In the 2015-2016 school year, Jamaican students studying veterinary science at the St Augustine Campus of The UWI were ambushed by a Cabinet decision to discontinue funding 85 per cent of their tuition fee. Dentistry students were also affected.

This decision was not communicated and the students only learnt of it when they arrived at St Augustine.

“New students were not even informed of the change until they arrived at the university in Trinidad to matriculate, being told they had to pay US$27,000 per year, up from US$4,000 – far out of reach for them all,” the JVMA recalled.

The JMVA successfully lobbied on the students’ behalf to have the subsidy reinstated for that class, which will graduate next year. However, the Ministry of Education had stated that it would not be funding students in subsequent years.

Then Permanent Secretary Elaine Foster-Allen defended the decision on the grounds that the veterinary students were not returning to Jamaica after completing their studies, in keeping with their contractual obligations.

“I don’t know of any of the students that have been trained on that veterinary programme having come back to give service to Jamaica,” Foster-Allen said in 2015. “I have asked my tertiary-level people to do some research and it does not appear so. So they get a scholarship, they are training and they do not necessarily come back to Jamaica to give service.”

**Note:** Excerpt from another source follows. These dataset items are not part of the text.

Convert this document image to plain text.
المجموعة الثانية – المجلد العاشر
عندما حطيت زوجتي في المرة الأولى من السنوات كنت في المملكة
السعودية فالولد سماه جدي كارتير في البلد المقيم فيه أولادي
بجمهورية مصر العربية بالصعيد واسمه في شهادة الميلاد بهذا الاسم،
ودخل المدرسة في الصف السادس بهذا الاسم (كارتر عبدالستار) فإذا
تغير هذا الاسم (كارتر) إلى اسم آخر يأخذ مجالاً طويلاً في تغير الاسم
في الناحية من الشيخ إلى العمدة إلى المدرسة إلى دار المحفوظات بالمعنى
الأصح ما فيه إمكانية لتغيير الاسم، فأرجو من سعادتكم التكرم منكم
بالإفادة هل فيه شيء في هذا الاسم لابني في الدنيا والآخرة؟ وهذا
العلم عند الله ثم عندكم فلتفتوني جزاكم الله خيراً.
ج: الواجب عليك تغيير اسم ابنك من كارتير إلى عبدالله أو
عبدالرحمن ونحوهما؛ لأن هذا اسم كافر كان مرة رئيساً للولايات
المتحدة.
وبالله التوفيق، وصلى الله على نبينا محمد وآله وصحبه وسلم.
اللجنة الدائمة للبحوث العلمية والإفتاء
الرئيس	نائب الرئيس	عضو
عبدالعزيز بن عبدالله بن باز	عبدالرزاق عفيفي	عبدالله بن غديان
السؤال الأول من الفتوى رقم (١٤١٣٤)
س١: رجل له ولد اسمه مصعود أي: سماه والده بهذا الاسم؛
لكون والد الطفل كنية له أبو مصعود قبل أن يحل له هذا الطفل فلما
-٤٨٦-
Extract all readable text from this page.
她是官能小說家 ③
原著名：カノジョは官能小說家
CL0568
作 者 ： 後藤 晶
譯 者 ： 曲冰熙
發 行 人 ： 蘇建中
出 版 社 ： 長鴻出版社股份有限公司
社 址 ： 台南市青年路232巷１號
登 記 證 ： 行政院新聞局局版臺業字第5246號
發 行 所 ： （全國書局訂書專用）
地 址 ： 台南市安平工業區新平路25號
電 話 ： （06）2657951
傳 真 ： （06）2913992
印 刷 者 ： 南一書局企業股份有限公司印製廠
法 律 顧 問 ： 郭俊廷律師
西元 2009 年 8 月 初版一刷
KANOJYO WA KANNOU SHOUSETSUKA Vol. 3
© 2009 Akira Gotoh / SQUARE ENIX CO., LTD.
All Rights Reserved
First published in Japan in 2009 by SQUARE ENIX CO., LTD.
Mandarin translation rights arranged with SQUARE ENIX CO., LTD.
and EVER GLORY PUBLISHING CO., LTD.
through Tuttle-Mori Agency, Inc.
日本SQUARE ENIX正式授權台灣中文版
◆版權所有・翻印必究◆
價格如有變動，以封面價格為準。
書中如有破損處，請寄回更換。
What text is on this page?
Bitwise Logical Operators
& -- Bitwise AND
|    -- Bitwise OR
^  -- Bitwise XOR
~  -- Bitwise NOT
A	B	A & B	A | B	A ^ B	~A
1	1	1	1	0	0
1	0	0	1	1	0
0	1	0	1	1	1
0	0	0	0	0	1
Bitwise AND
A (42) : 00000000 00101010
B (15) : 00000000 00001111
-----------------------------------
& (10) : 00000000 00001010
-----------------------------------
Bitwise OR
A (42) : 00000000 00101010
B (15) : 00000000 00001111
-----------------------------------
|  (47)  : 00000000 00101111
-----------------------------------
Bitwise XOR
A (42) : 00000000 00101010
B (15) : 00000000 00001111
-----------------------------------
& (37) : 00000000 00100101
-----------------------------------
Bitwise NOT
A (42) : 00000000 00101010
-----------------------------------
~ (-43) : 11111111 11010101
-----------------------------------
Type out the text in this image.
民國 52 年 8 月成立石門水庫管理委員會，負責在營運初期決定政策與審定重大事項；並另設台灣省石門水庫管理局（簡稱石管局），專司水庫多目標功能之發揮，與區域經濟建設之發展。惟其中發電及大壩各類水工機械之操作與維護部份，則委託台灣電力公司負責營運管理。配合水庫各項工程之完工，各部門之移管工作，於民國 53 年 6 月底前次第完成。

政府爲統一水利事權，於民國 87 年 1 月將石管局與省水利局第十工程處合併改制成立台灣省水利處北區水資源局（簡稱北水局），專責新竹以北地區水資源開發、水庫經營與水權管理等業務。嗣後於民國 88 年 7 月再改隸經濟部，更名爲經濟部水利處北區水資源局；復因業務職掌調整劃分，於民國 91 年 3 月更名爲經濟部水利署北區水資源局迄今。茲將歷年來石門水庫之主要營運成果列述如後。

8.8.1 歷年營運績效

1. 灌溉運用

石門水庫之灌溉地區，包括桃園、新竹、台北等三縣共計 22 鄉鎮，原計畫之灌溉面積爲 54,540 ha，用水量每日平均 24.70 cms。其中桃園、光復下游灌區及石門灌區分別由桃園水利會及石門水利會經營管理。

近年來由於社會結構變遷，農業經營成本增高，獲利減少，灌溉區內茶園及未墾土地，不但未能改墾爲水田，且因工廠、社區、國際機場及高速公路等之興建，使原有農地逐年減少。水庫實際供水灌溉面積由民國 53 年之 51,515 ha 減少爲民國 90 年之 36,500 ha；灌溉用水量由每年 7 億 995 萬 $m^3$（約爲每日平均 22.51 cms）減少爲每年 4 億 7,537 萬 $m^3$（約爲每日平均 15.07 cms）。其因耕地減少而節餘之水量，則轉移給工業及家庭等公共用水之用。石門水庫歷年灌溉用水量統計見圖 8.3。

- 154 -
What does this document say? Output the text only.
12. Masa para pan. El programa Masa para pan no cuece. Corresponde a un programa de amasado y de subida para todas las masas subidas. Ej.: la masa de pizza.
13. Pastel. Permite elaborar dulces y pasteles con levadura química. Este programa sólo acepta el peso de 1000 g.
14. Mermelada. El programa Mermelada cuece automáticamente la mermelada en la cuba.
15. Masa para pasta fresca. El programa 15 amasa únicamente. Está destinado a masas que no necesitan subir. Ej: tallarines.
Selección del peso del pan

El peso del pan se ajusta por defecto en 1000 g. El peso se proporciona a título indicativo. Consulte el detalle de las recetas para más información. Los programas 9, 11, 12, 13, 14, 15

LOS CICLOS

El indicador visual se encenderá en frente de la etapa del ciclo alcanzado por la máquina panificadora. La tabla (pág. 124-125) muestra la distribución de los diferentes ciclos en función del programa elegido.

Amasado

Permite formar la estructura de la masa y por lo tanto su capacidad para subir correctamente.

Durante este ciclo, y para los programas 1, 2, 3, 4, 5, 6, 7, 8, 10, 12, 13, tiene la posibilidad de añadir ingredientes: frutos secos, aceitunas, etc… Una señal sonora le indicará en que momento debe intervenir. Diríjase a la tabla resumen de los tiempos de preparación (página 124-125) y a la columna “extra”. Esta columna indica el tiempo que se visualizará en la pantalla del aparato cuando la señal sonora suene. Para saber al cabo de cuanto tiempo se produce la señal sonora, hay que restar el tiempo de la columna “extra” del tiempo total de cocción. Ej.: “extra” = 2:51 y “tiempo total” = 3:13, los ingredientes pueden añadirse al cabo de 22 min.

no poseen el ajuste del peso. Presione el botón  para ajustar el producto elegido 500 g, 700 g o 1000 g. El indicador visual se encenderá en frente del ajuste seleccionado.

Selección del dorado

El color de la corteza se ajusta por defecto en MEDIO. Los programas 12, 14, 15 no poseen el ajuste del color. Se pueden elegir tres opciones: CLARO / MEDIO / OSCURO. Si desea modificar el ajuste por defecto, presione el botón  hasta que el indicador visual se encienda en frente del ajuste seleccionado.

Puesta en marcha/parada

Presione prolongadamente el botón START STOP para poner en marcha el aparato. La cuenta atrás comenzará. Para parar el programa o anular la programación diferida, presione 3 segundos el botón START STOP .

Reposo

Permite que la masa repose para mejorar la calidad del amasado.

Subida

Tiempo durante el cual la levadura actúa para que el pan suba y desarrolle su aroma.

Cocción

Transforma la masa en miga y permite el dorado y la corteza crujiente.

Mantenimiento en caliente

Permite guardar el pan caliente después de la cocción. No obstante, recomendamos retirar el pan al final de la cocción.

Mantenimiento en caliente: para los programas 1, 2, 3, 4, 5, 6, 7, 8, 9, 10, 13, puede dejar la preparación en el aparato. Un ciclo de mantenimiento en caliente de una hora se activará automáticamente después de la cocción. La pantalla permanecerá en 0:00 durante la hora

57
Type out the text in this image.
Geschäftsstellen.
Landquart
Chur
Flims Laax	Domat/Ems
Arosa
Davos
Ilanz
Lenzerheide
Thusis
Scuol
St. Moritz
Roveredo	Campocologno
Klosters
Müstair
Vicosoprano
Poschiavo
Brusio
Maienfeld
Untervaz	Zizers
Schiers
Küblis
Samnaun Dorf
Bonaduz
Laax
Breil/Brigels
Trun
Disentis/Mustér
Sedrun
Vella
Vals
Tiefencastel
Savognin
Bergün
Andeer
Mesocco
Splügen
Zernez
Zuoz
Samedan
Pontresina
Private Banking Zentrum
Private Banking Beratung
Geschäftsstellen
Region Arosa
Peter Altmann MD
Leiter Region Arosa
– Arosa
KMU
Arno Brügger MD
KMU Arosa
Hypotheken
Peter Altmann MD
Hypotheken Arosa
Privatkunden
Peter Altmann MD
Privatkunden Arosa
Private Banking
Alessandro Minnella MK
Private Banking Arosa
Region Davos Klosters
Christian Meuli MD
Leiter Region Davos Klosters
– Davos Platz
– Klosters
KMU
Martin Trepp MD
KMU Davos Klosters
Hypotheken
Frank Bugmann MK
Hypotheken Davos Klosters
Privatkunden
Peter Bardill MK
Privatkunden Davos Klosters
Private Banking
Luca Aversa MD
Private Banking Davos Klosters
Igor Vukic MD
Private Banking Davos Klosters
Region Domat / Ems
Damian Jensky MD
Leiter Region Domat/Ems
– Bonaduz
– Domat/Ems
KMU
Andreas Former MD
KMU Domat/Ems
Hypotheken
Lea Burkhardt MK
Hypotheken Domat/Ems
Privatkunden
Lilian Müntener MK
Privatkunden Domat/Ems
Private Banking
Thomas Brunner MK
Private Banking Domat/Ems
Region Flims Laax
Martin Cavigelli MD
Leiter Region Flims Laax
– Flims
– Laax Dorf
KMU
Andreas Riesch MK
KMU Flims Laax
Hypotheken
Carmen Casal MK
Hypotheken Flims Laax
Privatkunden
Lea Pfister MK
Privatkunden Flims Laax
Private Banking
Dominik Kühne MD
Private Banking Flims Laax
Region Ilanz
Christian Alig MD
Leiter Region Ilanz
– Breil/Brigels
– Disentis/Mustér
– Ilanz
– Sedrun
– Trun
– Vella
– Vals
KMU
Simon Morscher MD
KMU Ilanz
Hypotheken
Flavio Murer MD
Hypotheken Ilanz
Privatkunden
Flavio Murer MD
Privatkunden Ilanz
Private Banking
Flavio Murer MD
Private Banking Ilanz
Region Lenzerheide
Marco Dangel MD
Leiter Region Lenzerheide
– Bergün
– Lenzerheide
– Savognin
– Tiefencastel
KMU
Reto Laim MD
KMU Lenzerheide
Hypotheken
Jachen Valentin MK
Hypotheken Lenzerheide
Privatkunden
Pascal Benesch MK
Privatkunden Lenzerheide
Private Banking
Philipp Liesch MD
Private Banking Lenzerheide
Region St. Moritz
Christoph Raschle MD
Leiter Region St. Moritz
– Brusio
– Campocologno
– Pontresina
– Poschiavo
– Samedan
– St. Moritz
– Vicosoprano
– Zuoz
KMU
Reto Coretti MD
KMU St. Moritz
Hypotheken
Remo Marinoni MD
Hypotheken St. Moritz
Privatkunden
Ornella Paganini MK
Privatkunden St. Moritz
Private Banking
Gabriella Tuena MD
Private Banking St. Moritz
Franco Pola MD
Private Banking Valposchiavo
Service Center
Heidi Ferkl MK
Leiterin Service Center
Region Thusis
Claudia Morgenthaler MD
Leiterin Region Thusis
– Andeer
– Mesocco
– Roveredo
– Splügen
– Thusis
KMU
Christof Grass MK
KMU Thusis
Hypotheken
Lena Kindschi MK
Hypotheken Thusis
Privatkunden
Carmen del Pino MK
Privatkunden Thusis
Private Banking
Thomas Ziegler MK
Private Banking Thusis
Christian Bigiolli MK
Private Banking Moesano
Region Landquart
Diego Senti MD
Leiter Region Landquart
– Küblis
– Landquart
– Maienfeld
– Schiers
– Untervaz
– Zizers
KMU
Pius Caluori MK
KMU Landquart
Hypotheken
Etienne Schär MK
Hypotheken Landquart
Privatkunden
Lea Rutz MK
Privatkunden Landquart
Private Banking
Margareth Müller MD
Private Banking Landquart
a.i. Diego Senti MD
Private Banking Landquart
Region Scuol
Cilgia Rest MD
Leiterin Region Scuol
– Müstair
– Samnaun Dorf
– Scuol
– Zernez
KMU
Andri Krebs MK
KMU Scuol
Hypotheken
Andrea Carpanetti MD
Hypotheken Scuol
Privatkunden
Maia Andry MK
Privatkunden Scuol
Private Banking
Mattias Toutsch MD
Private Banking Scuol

However, Dr Paul Cadogan, then public relations officer of the JMVA, charged that Foster-Allen was misinformed.

“The ministry’s claim is nonsense. The majority of Jamaican UWI grads for vet med have come home,” said Cadogan. “Fifty-eight have returned since 1998, with four this year (two still with registration pending) and six last year. Forty-one registered School of Veterinary Medicine grads are currently resident here, pretty much half of the active veterinarians in the country, with nine of the 17 vets employed by the Ministry of Agriculture at the Vet Services Division being graduates of the programme.

“The list of registered vets is available from the Jamaica Veterinary Board. Obviously, the Ministry of Education is working with misinformation, from what source I have no idea,” added Cadogan.